Happy November First! The start of a new month and the start of a new month closer to my due date.
After Monday evening’s sunset run, I ran on the treadmill (dreadmill) on Tuesday because it was raining and windy and cold. I could have just sucked it up and ran outside, but I really didn’t feel like getting soaked. So I went to the Snap fitness and hopped on the treadmill. It was only 5 miles so I figured it couldn’t be that bad. Well, a little over a mile in and I started really wanting to get off of it. I don’t know what it is with me and treadmills but I just can’t seem to zone out. I had my music, I tried watching the tv, but I just get so bored with it so quickly. Just running at the same pace in the same spot for almost 40 minutes just seems like a certain form of torture, especially when running itself is not all that comfortable right now. So I decided to do a little “workout”. After 2 miles, I picked up my pace to 7:03 for a half mile. Normally, this wouldn’t even be close to a workout for me, but the pace did feel challenging enough for me. Then I ran easy for a half mile, then I ran at 7:03 for just a quarter mile, then a half mile easy, then one more quarter mile at 7:03 pace and then I ran easy for the last mile. Made the time pass so much more quickly, even though that wouldn’t be considered a “workout” by my normal standards. Getting to that next point was just something for me to focus on and break up the total distance a little more.
Last night I was determined not to do the treadmill again so even though it was drizzly and windy and cold, I ran outside. Compared to Monday’s run this one started out in the “bad” category. Almost immediately, I had pain in my abdomen and felt very “full” and “heavy”. I had a lunch meeting yesterday and had a couple slices of pizza. A couple of times during the run I burped, which really happens hardly ever for me, especially during a run…I felt “sour stomach” and just really bloated and full. I told myself that the first two miles are usually the hardest when I feel like this, and if I could just get through those it would be better. I started thinking about how I’m running 13.1 on Saturday and how much I’m struggling to just “get through” two at this point. I started to wonder about if I’ll feel this way during 13 miles on Saturday and how I’m going to talk to Carol and keep her motivated when I just want to stop!
Thankfully, after a couple miles, I did feel much better. I don’t know what it is, maybe sometimes the baby is just in a certain spot and needs to shift around or what, but miles 3-6 I barely felt my belly and even though I still felt “heavy” and full, it seemed much easier and I realized that if I feel like this on Saturday I should be fine.
Still, I was concerned enough to think about what I’m going to do with running after this half. There will be nothing requiring me to do any long runs, so what should I do? I always thought I’d at least be able to get to 7 months before I’d really have to reduce my mileage and reading some different blogs from different women who ran through their pregnancies and were ticking off 10 milers through the entire second trimester I thought for sure I’d be able to.

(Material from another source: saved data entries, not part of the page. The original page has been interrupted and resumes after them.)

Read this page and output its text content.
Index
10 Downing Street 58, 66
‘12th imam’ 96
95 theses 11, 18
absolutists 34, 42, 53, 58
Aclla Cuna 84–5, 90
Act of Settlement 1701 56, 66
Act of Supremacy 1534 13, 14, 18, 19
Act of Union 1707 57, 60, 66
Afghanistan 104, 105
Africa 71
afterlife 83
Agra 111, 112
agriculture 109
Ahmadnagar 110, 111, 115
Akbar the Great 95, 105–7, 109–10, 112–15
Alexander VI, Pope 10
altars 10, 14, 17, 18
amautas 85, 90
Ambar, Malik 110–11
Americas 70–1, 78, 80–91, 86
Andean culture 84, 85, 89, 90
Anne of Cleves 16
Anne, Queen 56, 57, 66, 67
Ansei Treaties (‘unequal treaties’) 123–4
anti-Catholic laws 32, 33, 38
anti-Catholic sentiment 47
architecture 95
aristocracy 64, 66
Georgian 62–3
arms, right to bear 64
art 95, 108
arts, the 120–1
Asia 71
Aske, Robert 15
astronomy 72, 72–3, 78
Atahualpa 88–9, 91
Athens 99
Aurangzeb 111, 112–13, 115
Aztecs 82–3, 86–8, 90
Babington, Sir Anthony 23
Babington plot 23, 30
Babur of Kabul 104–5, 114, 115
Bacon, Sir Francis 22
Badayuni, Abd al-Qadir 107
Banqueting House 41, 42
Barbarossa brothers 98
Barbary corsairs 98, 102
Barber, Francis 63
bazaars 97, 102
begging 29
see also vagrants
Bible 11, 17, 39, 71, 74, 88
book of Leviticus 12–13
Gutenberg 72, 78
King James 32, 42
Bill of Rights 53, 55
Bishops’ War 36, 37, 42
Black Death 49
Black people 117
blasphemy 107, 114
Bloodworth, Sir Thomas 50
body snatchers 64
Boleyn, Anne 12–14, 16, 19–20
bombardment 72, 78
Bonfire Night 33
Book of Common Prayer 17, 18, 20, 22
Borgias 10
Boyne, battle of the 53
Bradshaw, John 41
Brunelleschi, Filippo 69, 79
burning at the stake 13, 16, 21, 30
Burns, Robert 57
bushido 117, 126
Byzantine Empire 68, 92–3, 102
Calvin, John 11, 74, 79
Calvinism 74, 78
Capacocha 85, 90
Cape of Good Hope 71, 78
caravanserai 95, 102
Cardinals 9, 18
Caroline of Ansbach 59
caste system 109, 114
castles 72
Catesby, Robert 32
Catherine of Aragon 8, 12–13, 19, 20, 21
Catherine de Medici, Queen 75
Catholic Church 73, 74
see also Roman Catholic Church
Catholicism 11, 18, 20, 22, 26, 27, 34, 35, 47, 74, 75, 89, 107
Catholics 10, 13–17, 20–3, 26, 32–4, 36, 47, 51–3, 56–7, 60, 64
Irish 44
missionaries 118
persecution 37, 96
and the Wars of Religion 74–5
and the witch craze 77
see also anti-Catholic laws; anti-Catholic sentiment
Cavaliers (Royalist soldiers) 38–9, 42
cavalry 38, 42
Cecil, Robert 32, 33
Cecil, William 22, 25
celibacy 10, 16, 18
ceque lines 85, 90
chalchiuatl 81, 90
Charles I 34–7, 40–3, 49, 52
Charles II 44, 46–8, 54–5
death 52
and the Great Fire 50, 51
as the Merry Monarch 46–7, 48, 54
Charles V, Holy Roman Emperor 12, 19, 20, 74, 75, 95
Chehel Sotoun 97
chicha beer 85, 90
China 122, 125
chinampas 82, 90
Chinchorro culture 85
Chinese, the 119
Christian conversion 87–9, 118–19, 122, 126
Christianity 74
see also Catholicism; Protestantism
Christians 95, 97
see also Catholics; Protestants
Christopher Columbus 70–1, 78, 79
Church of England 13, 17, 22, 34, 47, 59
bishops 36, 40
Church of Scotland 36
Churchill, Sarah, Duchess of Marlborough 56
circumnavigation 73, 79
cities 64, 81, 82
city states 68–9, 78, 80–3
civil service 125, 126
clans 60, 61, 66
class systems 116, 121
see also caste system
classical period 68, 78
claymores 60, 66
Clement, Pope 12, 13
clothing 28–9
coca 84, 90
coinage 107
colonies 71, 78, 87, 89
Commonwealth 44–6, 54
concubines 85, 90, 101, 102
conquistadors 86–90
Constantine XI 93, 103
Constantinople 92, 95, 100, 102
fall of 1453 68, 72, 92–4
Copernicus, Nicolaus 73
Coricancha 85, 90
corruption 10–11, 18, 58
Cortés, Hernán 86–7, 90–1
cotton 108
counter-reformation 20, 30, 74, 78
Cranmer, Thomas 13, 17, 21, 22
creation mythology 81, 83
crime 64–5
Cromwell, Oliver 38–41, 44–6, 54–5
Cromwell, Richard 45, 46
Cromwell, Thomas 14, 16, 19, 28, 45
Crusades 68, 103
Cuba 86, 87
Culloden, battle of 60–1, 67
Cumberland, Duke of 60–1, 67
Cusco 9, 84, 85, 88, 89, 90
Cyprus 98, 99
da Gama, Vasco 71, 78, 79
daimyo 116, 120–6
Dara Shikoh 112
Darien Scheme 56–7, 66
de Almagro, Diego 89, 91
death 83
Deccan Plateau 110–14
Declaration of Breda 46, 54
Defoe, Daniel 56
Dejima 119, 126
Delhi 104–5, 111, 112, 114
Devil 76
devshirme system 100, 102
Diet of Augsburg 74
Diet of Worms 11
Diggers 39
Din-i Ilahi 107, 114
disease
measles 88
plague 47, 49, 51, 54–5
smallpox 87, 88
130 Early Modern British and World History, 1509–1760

However, I have to accept that every woman and every pregnancy is different and I shouldn’t compare myself to theirs and use that as my guide to what I should do.
I’d like to at least try running 10 milers on Saturday’s after this half; however, I think I need to build in certain conditions. The first has to be that I’ll plan on running 10 miles, but if I start out and am really uncomfortable, I’m not going to “push myself” to just get through it. I don’t want to hate running and feel like I’m punishing myself by forcing me to deal with such pain and being uncomfortable. I need to pick routes with plenty of bathroom stops on the way. I probably need to start bringing my cell phone with me too so that if I do get out too far and don’t want to have to run all the way back, I can call my husband to come pick me up—unless he’s running with me! If he’s running with me though, and I start feeling that way, I could always have him run home and me go and wait for him inside one of the potty stops.
If I try this plan and it doesn’t go well, I need to reduce my distance. Maybe for me, at this point in my pregnancy the longest distance I can handle is 6 miles? I could live with that.
Today, I’m planning on running a 3 mile run during my lunch break. I hope it goes well…guess we’ll see.